Twin Oaks members are religiously diverse. The membership includes Christians, atheists, pagans, Buddhists, and others. The community hosts pagan handfastings, Equinox parties, and Thanksgiving dinners, and it celebrates June 16, the anniversary of its founding.

Interpersonal relationships are also diverse. Multiple types of gender relationships coexist, including monogamy, celibacy, and polyamory.

Residents live in dormitory-style living quarters spread out across the community. Each member has a private bedroom, but shares public spaces.

Member turnover is no longer as high as it was in the community's early years, and many former Twin Oakers live in nearby Charlottesville and Louisa to maintain ties to the community.

The community itself acknowledges that it has yet to create the perfect society; their founder, Kat Kinkade, provides a guidebook entitled "Not Utopia Yet" to visitors. Those who choose to live at Twin Oaks for several years—including founder Kinkade—sometimes feel "trapped" there. This is because members have little opportunity to build up equity or savings. The BBC Four television series Utopia: In Search of the Dream, broadcast on August 15, 2017, devoted an 11-minute segment to Twin Oaks. Members and one former member (the founders' daughter), interviewed by Professor Richard Clay, expressed concerns about the inability to build savings, and complex interpersonal relationships. Clay observed that 20 percent of the membership turned over annually.

== Community businesses ==
Twin Oaks' 36-hour work week is divided between domestic and income-producing labor. Twin Oaks operates several community-owned businesses, including Twin Oaks Tofu, Twin Oaks Hammocks, and Twin Oaks Book Indexing. Additionally, Twin Oaks packs wholesale seeds for Southern Exposure Seed Exchange. From these sources, Twin Oaks generates around $600,000 per year. This money pays for community upkeep and goods that cannot be produced on site, and each member receives a monthly stipend for personal use (i.e., to purchase items that the community does not provide). In news segments, Twin Oaks members often attribute the longevity of the community to its engagement in capitalism through its tofu and hammocks businesses. Due to a large wildfire in 2024 which destroyed critical rope and stretcher making equipment for hammocks, the business has been largely shuttered.

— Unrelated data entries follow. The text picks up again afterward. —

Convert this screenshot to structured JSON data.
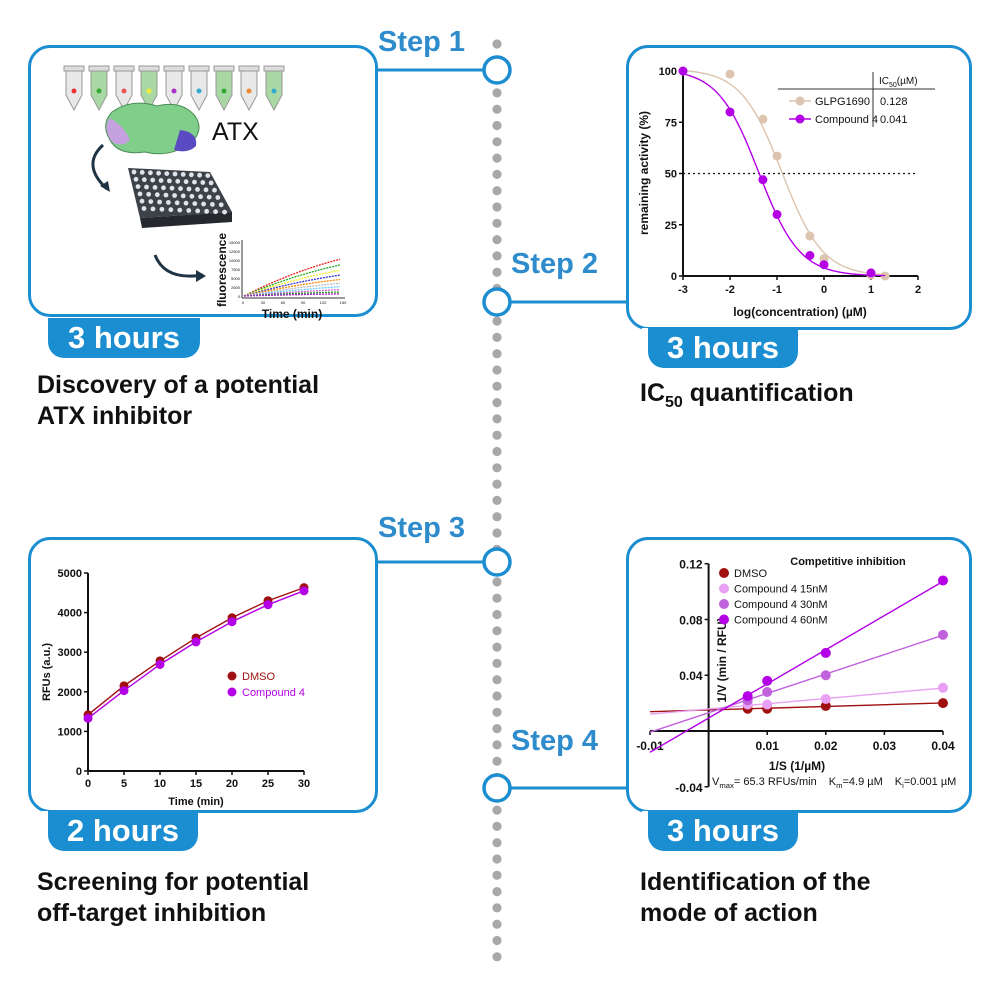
{
  "colors": {
    "accent": "#1b8dd1",
    "step_text": "#2f8ccc",
    "dots": "#a8a8a8",
    "dmso": "#a01010",
    "compound4": "#b400e6",
    "glpg": "#dcc4ae",
    "c15": "#e7a0f2",
    "c30": "#c062dc",
    "c60": "#b400e6"
  },
  "steps": [
    {
      "label": "Step 1",
      "duration": "3 hours",
      "caption_lines": [
        "Discovery of a potential",
        "ATX inhibitor"
      ]
    },
    {
      "label": "Step 2",
      "duration": "3 hours",
      "caption_pre": "IC",
      "caption_sub": "50",
      "caption_post": " quantification"
    },
    {
      "label": "Step 3",
      "duration": "2 hours",
      "caption_lines": [
        "Screening for potential",
        "off-target inhibition"
      ]
    },
    {
      "label": "Step 4",
      "duration": "3 hours",
      "caption_lines": [
        "Identification of the",
        "mode of action"
      ]
    }
  ],
  "illustration": {
    "protein_label": "ATX",
    "mini_chart_ylabel": "fluorescence",
    "mini_chart_xlabel": "Time (min)",
    "mini_chart_yticks": [
      "15000",
      "12500",
      "10000",
      "7500",
      "5000",
      "2500",
      "0"
    ],
    "mini_chart_xticks": [
      "0",
      "30",
      "60",
      "90",
      "120",
      "150"
    ]
  },
  "chart_data": [
    {
      "type": "scatter",
      "id": "ic50",
      "xlabel": "log(concentration) (µM)",
      "ylabel": "remaining activity (%)",
      "xlim": [
        -3,
        2
      ],
      "ylim": [
        0,
        100
      ],
      "xticks": [
        -3,
        -2,
        -1,
        0,
        1,
        2
      ],
      "yticks": [
        0,
        25,
        50,
        75,
        100
      ],
      "reference_line": 50,
      "table_header_pre": "IC",
      "table_header_sub": "50",
      "table_header_post": "(µM)",
      "series": [
        {
          "name": "GLPG1690",
          "ic50": "0.128",
          "color": "#dcc4ae",
          "x": [
            -3,
            -2,
            -1.3,
            -1,
            -0.3,
            0,
            1,
            1.3
          ],
          "y": [
            100,
            98.5,
            76.5,
            58.5,
            19.5,
            8.5,
            0.5,
            0
          ]
        },
        {
          "name": "Compound 4",
          "ic50": "0.041",
          "color": "#b400e6",
          "x": [
            -3,
            -2,
            -1.3,
            -1,
            -0.3,
            0,
            1
          ],
          "y": [
            100,
            80,
            47,
            30,
            10,
            5.5,
            1.5
          ]
        }
      ]
    },
    {
      "type": "line",
      "id": "offtarget",
      "xlabel": "Time (min)",
      "ylabel": "RFUs (a.u.)",
      "xlim": [
        0,
        30
      ],
      "ylim": [
        0,
        5000
      ],
      "xticks": [
        0,
        5,
        10,
        15,
        20,
        25,
        30
      ],
      "yticks": [
        0,
        1000,
        2000,
        3000,
        4000,
        5000
      ],
      "legend": "center-right",
      "series": [
        {
          "name": "DMSO",
          "color": "#a01010",
          "x": [
            0,
            5,
            10,
            15,
            20,
            25,
            30
          ],
          "y": [
            1420,
            2150,
            2780,
            3360,
            3870,
            4300,
            4630
          ]
        },
        {
          "name": "Compound 4",
          "color": "#b400e6",
          "x": [
            0,
            5,
            10,
            15,
            20,
            25,
            30
          ],
          "y": [
            1330,
            2030,
            2690,
            3260,
            3770,
            4200,
            4550
          ]
        }
      ]
    },
    {
      "type": "scatter",
      "id": "lineweaver",
      "title": "Competitive inhibition",
      "xlabel": "1/S (1/µM)",
      "ylabel": "1/V (min / RFU)",
      "xlim": [
        -0.01,
        0.04
      ],
      "ylim": [
        -0.04,
        0.12
      ],
      "xticks": [
        -0.01,
        0.01,
        0.02,
        0.03,
        0.04
      ],
      "yticks": [
        -0.04,
        0.04,
        0.08,
        0.12
      ],
      "legend": "top-left",
      "annotation": [
        {
          "sym": "V",
          "sub": "max",
          "val": "= 65.3 RFUs/min"
        },
        {
          "sym": "K",
          "sub": "m",
          "val": "=4.9 µM"
        },
        {
          "sym": "K",
          "sub": "i",
          "val": "=0.001 µM"
        }
      ],
      "series": [
        {
          "name": "DMSO",
          "color": "#a01010",
          "x": [
            0.00667,
            0.01,
            0.02,
            0.04
          ],
          "y": [
            0.016,
            0.016,
            0.018,
            0.02
          ]
        },
        {
          "name": "Compound 4 15nM",
          "color": "#e7a0f2",
          "x": [
            0.00667,
            0.01,
            0.02,
            0.04
          ],
          "y": [
            0.019,
            0.019,
            0.023,
            0.031
          ]
        },
        {
          "name": "Compound 4 30nM",
          "color": "#c062dc",
          "x": [
            0.00667,
            0.01,
            0.02,
            0.04
          ],
          "y": [
            0.022,
            0.028,
            0.04,
            0.069
          ]
        },
        {
          "name": "Compound 4 60nM",
          "color": "#b400e6",
          "x": [
            0.00667,
            0.01,
            0.02,
            0.04
          ],
          "y": [
            0.025,
            0.036,
            0.056,
            0.108
          ]
        }
      ]
    }
  ]
}
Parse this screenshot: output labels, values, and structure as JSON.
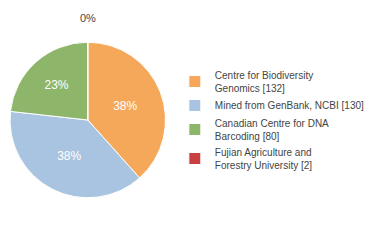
{
  "chart_data": {
    "type": "pie",
    "categories": [
      "Centre for Biodiversity\nGenomics [132]",
      "Mined from GenBank, NCBI [130]",
      "Canadian Centre for DNA\nBarcoding [80]",
      "Fujian Agriculture and\nForestry University [2]"
    ],
    "values": [
      38,
      38,
      23,
      0
    ],
    "value_labels": [
      "38%",
      "38%",
      "23%",
      "0%"
    ],
    "colors": [
      "#F5A85A",
      "#A8C4E0",
      "#8DB66B",
      "#C94040"
    ],
    "data_labels": true,
    "legend": "right"
  }
}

== Supporting the communities movement ==
Twin Oaks has helped establish three sister communities: Acorn Community, about 7 mi from Twin Oaks, Living Energy Farm, also in Louisa County, Virginia; and East Wind Community in south central Missouri.

Twin Oaks also hosts annual intentional community gatherings cosponsored by the Fellowship for Intentional Community: The Communities Conference, and the Women's Gathering, both of which take place every August.

== Media coverage ==

The history of Twin Oaks Community is detailed extensively in two books by Kathleen (Kat) Kinkade, one of the co-founders of the community. The first, A Walden Two Experiment, covers the first five years of the community. The second, Is it Utopia Yet?, covers the next 20 years. Another book from the 1980s, Living the Dream, by Ingrid Komar (the mother of a member at the time the book was written), also discusses Twin Oaks' history. About half a dozen dissertations and a dozen master's theses have been written about the community, as well. In 1998, the Washington Post Magazine did a cover story on Twin Oaks. A 21st century book, Surviving the Dream, by Craig Kurtz (a member from 2007 to 2020), analyzes Twin Oaks' political structure.

==Ecology ==

Twin Oaks seeks to be a model of sustainability. The average Twin Oaks member consumes fewer resources than the average American due to the community's practices of resource sharing and self-sufficiency. Members hold all resources in common except for the personal items they keep in their bedrooms. For instance, members share housing, a fleet of 17 vehicles, and a large "clothing library". Twin Oaks members consume 70% less gasoline, 80% less electricity, and 76% less natural gas per capita than do their neighbors.